Le politologue et conseiller territorial de la jeunesse d’Aru, Emmanuel Amabe Alio, a lancé un appel pressant à la vigilance et à une mobilisation urgente face à la résurgence de l’épidémie d’Ebola dans la province de l’Ituri.
Dans une déclaration à la rédaction de aruactualite.com après l’annonce officielle de la 17ᵉ épidémie d’Ebola en RDC, cet acteur de la jeunesse exhorte la population du territoire d’Aru à observer strictement les mesures de prévention afin d’éviter la propagation de la maladie.
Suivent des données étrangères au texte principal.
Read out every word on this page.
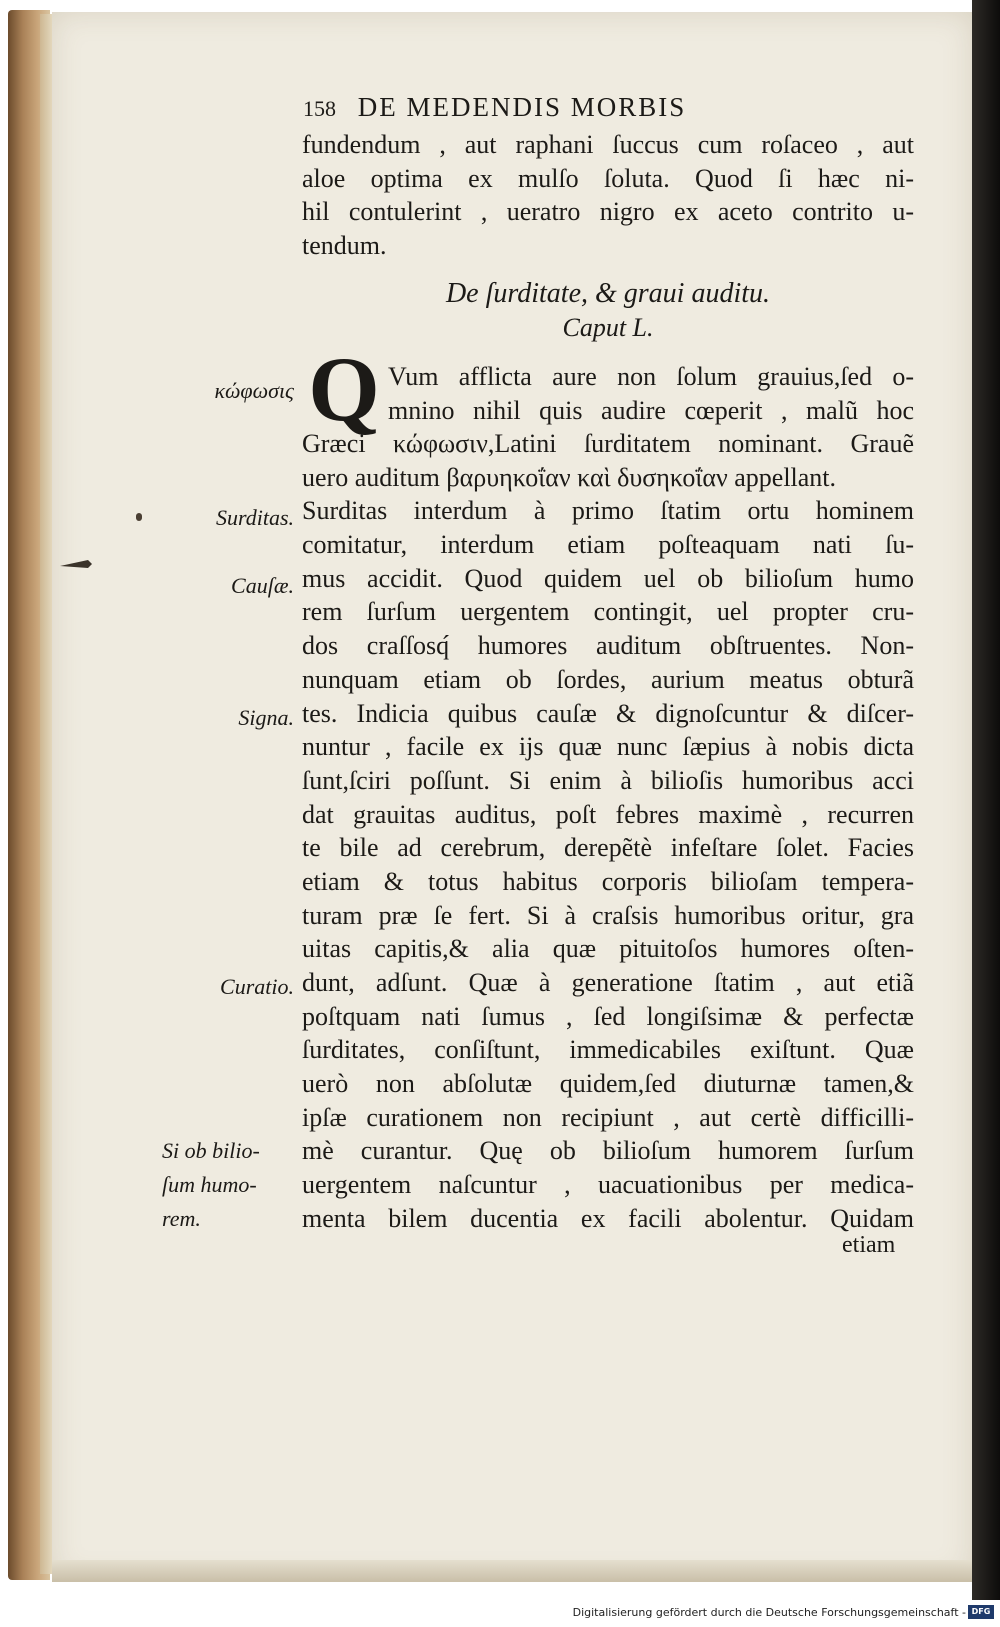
158 DE MEDENDIS MORBIS
fundendum , aut raphani ſuccus cum roſaceo , aut
aloe optima ex mulſo ſoluta. Quod ſi hæc ni-
hil contulerint , ueratro nigro ex aceto contrito u-
tendum.
De ſurditate, & graui auditu.
Caput L.
Q Vum afflicta aure non ſolum grauius,ſed o-
mnino nihil quis audire cœperit , malũ hoc
Græci κώφωσιν,Latini ſurditatem nominant. Grauẽ
uero auditum βαρυηκοΐαν καὶ δυσηκοΐαν appellant.
Surditas interdum à primo ſtatim ortu hominem
comitatur, interdum etiam poſteaquam nati ſu-
mus accidit. Quod quidem uel ob bilioſum humo
rem ſurſum uergentem contingit, uel propter cru-
dos craſſosq́ humores auditum obſtruentes. Non-
nunquam etiam ob ſordes, aurium meatus obturã
tes. Indicia quibus cauſæ & dignoſcuntur & diſcer-
nuntur , facile ex ijs quæ nunc ſæpius à nobis dicta
ſunt,ſciri poſſunt. Si enim à bilioſis humoribus acci
dat grauitas auditus, poſt febres maximè , recurren
te bile ad cerebrum, derepẽtè infeſtare ſolet. Facies
etiam & totus habitus corporis bilioſam tempera-
turam præ ſe fert. Si à craſsis humoribus oritur, gra
uitas capitis,& alia quæ pituitoſos humores oſten-
dunt, adſunt. Quæ à generatione ſtatim , aut etiã
poſtquam nati ſumus , ſed longiſsimæ & perfectæ
ſurditates, conſiſtunt, immedicabiles exiſtunt. Quæ
uerò non abſolutæ quidem,ſed diuturnæ tamen,&
ipſæ curationem non recipiunt , aut certè difficilli-
mè curantur. Quę ob bilioſum humorem ſurſum
uergentem naſcuntur , uacuationibus per medica-
menta bilem ducentia ex facili abolentur. Quidam
etiam
κώφωσις
Surditas.
Cauſæ.
Signa.
Curatio.
Si ob bilio-
ſum humo-
rem.
Digitalisierung gefördert durch die Deutsche Forschungsgemeinschaft - DFG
« J’appelle la population du territoire d’Aru à la vigilance et j’alerte les autorités compétentes sectorielles à prendre des mesures préventives et urgentes pour faire face à cette épidémie », a déclaré Emmanuel Amabe Alio.
Selon lui, les épidémies récurrentes comme Ebola représentent aujourd’hui de véritables enjeux géopolitiques auxquels plusieurs pays africains sont confrontés. Il estime que le gouvernement congolais doit renforcer rapidement les mécanismes de prévention et de prise en charge pour protéger les populations exposées.
«Les maladies épidémiques ou pandémiques à l’instar d’Ebola , sont devenues aujourd’hui comme des enjeux géopolitiques auxquelles beaucoup de pays africains se confrontent. Il est donc impératif au gouvernement congolais de prendre des dispositions adéquates afin de répondre à cette problématique qui menace et tue la population», a-t-il exhorté.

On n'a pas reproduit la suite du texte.